Mesh versus No Mesh:
Use of mesh to reinforce and strengthen the repair is the standard of care, with few exceptions. Repairs with mesh have the lowest incidence of recurrent hernia and reinforce the closure area.
How is surgery done to repair an adult umbilical hernia?
Herniorrhaphy is the medical term for the surgical repair of a hernia. Hernioplasty is the surgical repair of a hernia with artificial surgical mesh to reinforce the weak area. In all hernia surgeries, general anesthesia is necessary to enable the surgeon to push back in the protrusion and suture it closed.
Open hernia repair:
The traditional “open technique” may be required if the surgeon cannot adequately see and manipulate the area with minimally invasive techniques. This may be due to anatomical differences including body size, scar tissue from previous surgeries, and other factors your surgeon will explain to you if it’s felt the open repair is indicated or very likely.
What to Expect After Hernia Repair
Every person will have their own response to surgery and rate of recovery, but we can address the most common experiences.
- Most people have some pain, bruising and swelling at the surgery site. Prescription-strength pain medication may be necessary the first 1 to 3 days, but by day 4 or so, over-the-counter pain medicine like Acetaminophen and Ibuprofen are sufficient.
- Activity – plan on being off of work or school for the first few days after surgery, getting around the house, eating, showering, and even light shopping are fine (don’t drive if taking prescription pain medicines!). Some people take a bit longer to recover from anesthesia, and prescription pain medicines have side effects that may limit your activity, but returning to light activity is encouraged.
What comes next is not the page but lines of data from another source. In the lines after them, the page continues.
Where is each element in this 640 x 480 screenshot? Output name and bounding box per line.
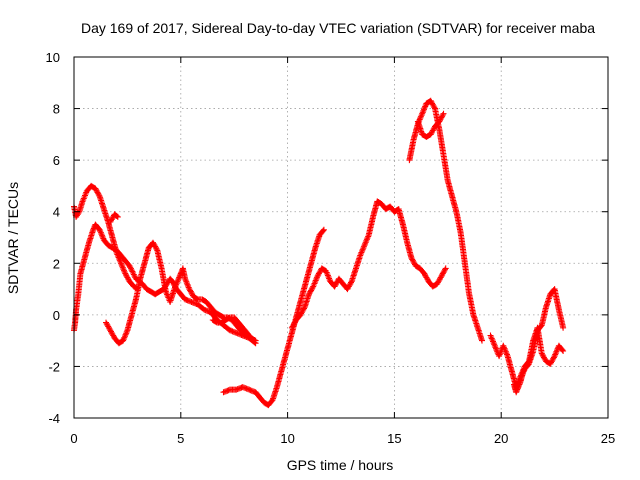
x-tick-label: 15 bbox=[387, 431, 401, 446]
series-arc-6b bbox=[414, 110, 447, 140]
plot-frame bbox=[73, 56, 609, 419]
y-tick-label: 4 bbox=[53, 205, 60, 220]
y-tick-label: -4 bbox=[48, 411, 60, 426]
grid-lines bbox=[74, 57, 608, 418]
y-tick-label: 8 bbox=[53, 102, 60, 117]
chart-title: Day 169 of 2017, Sidereal Day-to-day VTE… bbox=[81, 20, 595, 36]
y-axis-label: SDTVAR / TECUs bbox=[5, 182, 21, 294]
y-tick-label: 6 bbox=[53, 153, 60, 168]
x-tick-label: 25 bbox=[601, 431, 615, 446]
x-tick-label: 10 bbox=[280, 431, 294, 446]
series-arc-3 bbox=[103, 239, 248, 347]
x-tick-label: 0 bbox=[70, 431, 77, 446]
x-tick-label: 5 bbox=[177, 431, 184, 446]
y-tick-label: 0 bbox=[53, 308, 60, 323]
x-tick-labels: 0 5 10 15 20 25 bbox=[70, 431, 615, 446]
x-tick-label: 20 bbox=[494, 431, 508, 446]
y-tick-labels: -4 -2 0 2 4 6 8 10 bbox=[46, 50, 60, 426]
series-arc-5 bbox=[288, 198, 449, 331]
x-axis-label: GPS time / hours bbox=[287, 457, 394, 473]
series-layer bbox=[71, 97, 567, 409]
y-tick-label: 2 bbox=[53, 256, 60, 271]
series-arc-6 bbox=[406, 97, 485, 344]
series-arc-3b bbox=[209, 314, 259, 344]
series-arc-1b bbox=[107, 211, 121, 225]
series-arc-7 bbox=[487, 324, 567, 391]
y-tick-label: 10 bbox=[46, 50, 60, 65]
series-arc-4 bbox=[220, 226, 327, 409]
tick-marks bbox=[73, 56, 609, 419]
y-tick-label: -2 bbox=[48, 359, 60, 374]
series-arc-7b bbox=[511, 286, 567, 396]
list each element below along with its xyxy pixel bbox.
- Weight restrictions – a key to proper healing that will result in the strongest repair is to avoid excessive lifting. Your surgeon will inform you of the specific weight restrictions based on your general health, abdominal wall strength, etc, but plan on lifting a maximum of 10 to 20 pounds for 6 weeks after surgery.
Laparoscopic hernia repair:
The hernia is repaired from the inside with mesh or sutures inserted through instruments placed through small incisions made in the abdomen.
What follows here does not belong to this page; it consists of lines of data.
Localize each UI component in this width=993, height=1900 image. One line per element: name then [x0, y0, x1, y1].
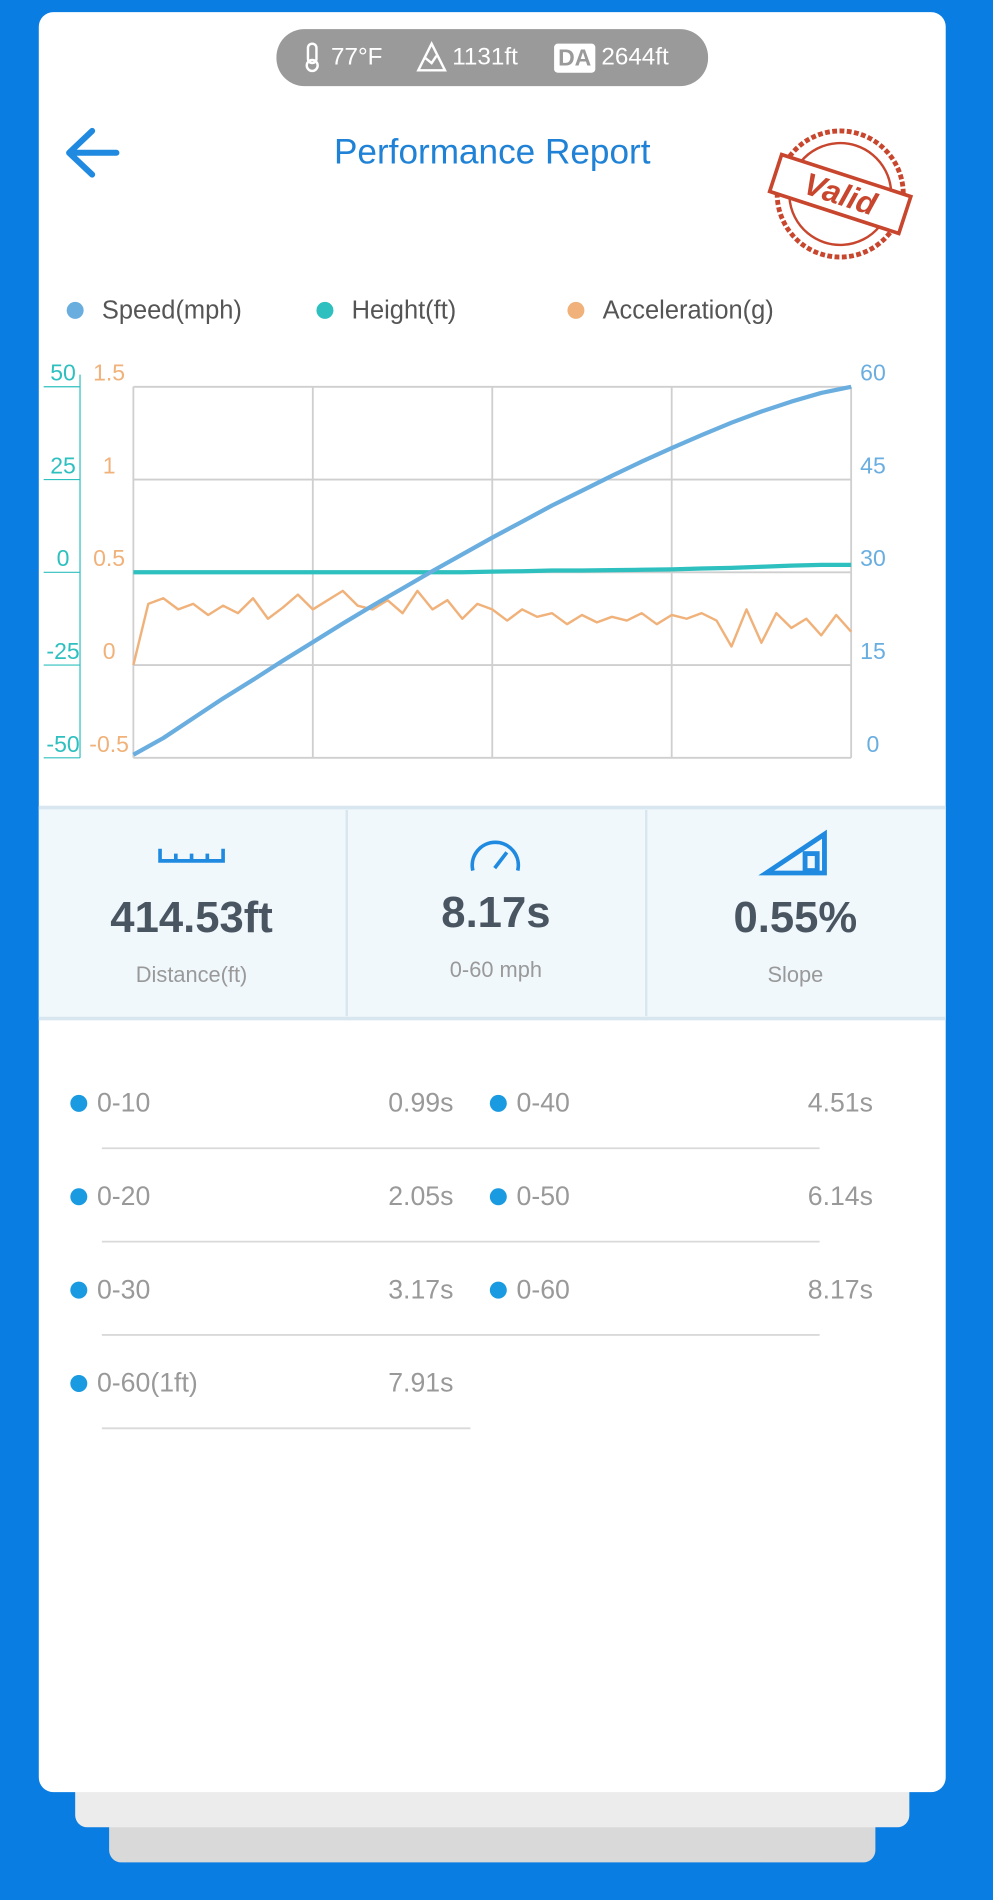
back-button[interactable]: [66, 127, 120, 178]
da-badge: DA: [558, 44, 592, 70]
stat-label: Distance(ft): [136, 962, 248, 987]
split-time: 4.51s: [808, 1088, 873, 1118]
split-label: 0-60: [517, 1274, 570, 1304]
thermometer-icon: [305, 42, 319, 73]
split-label: 0-60(1ft): [97, 1368, 198, 1398]
split-dot: [70, 1374, 88, 1392]
da-badge-box: [554, 43, 596, 73]
y3-tick-label: 1.5: [93, 360, 125, 386]
y3-tick-label: -0.5: [89, 731, 129, 757]
density-altitude: 2644ft: [601, 44, 669, 71]
y3-tick-label: 0.5: [93, 545, 125, 571]
legend-label: Acceleration(g): [603, 296, 774, 324]
split-time: 6.14s: [808, 1181, 873, 1211]
y2-tick-label: 30: [860, 545, 886, 571]
y-tick-label: 0: [57, 545, 70, 571]
y-tick-label: 50: [50, 360, 76, 386]
split-dot: [70, 1281, 88, 1299]
y2-tick-label: 0: [867, 731, 880, 757]
y2-tick-label: 15: [860, 638, 886, 664]
status-pill: [276, 29, 709, 87]
y3-tick-label: 1: [103, 452, 116, 478]
temperature: 77°F: [331, 44, 382, 71]
split-label: 0-20: [97, 1181, 150, 1211]
y-tick-label: -50: [46, 731, 79, 757]
stat-label: 0-60 mph: [450, 957, 542, 982]
gauge-icon: [470, 840, 521, 871]
split-dot: [70, 1094, 88, 1112]
split-label: 0-40: [517, 1088, 570, 1118]
y3-tick-label: 0: [103, 638, 116, 664]
split-dot: [489, 1281, 507, 1299]
legend-label: Speed(mph): [102, 296, 242, 324]
legend-dot: [66, 301, 84, 319]
split-time: 0.99s: [388, 1088, 453, 1118]
split-label: 0-10: [97, 1088, 150, 1118]
series-line: [132, 589, 853, 666]
y-tick-label: -25: [46, 638, 79, 664]
split-label: 0-30: [97, 1274, 150, 1304]
title: Performance Report: [334, 132, 651, 171]
split-dot: [489, 1188, 507, 1206]
split-time: 2.05s: [388, 1181, 453, 1211]
altitude: 1131ft: [452, 44, 518, 71]
legend-dot: [316, 301, 334, 319]
series-line: [132, 384, 852, 757]
stat-value: 0.55%: [734, 893, 858, 942]
y-tick-label: 25: [50, 452, 76, 478]
legend-label: Height(ft): [352, 296, 457, 324]
y2-tick-label: 45: [860, 452, 886, 478]
split-label: 0-50: [517, 1181, 570, 1211]
split-time: 7.91s: [388, 1368, 453, 1398]
legend-dot: [567, 301, 585, 319]
ruler-icon: [158, 848, 225, 863]
stat-value: 8.17s: [441, 888, 550, 937]
split-time: 3.17s: [388, 1274, 453, 1304]
split-dot: [489, 1094, 507, 1112]
split-time: 8.17s: [808, 1274, 873, 1304]
slope-icon: [758, 829, 827, 876]
y2-tick-label: 60: [860, 360, 886, 386]
series-line: [133, 562, 852, 575]
split-dot: [70, 1188, 88, 1206]
stat-label: Slope: [767, 962, 823, 987]
stat-value: 414.53ft: [110, 893, 272, 942]
mountain-icon: [416, 40, 447, 72]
After surgery, the patient can return home and later that afternoon is encouraged to get up and walk. However, no physical activity is recommended for at least a month to enable proper heating and to reduce the risk of a recurrence. The patient is restricted from lifting anything over 10 pounds for the first two weeks and nothing over 20 pounds for the second two weeks.
The first step is a hernia assessment
The best approach related to an adult umbilical hernia is to have an assessment with a general surgeon who specializes in hernia repair who can advise you on if you should use watchful waiting for your hernia, and the pros and cons of different surgical approaches.
Watchful waiting is not recommended unless it is a very small and asymptomatic umbilical hernia.
It’s important to select a surgeon who performs a large number of hernias because like anything else, practice makes perfect. The good news is that surgeons who specialize in hernia repair are typically able to perform surgery to correct an adult umbilical hernia in an outpatient setting where the patient is home later the same day and walking around. Pain and discomfort can often be managed with over-the-counter medications like Tylenol or Advil, but stronger pain medication is often provided for those who find greater discomfort.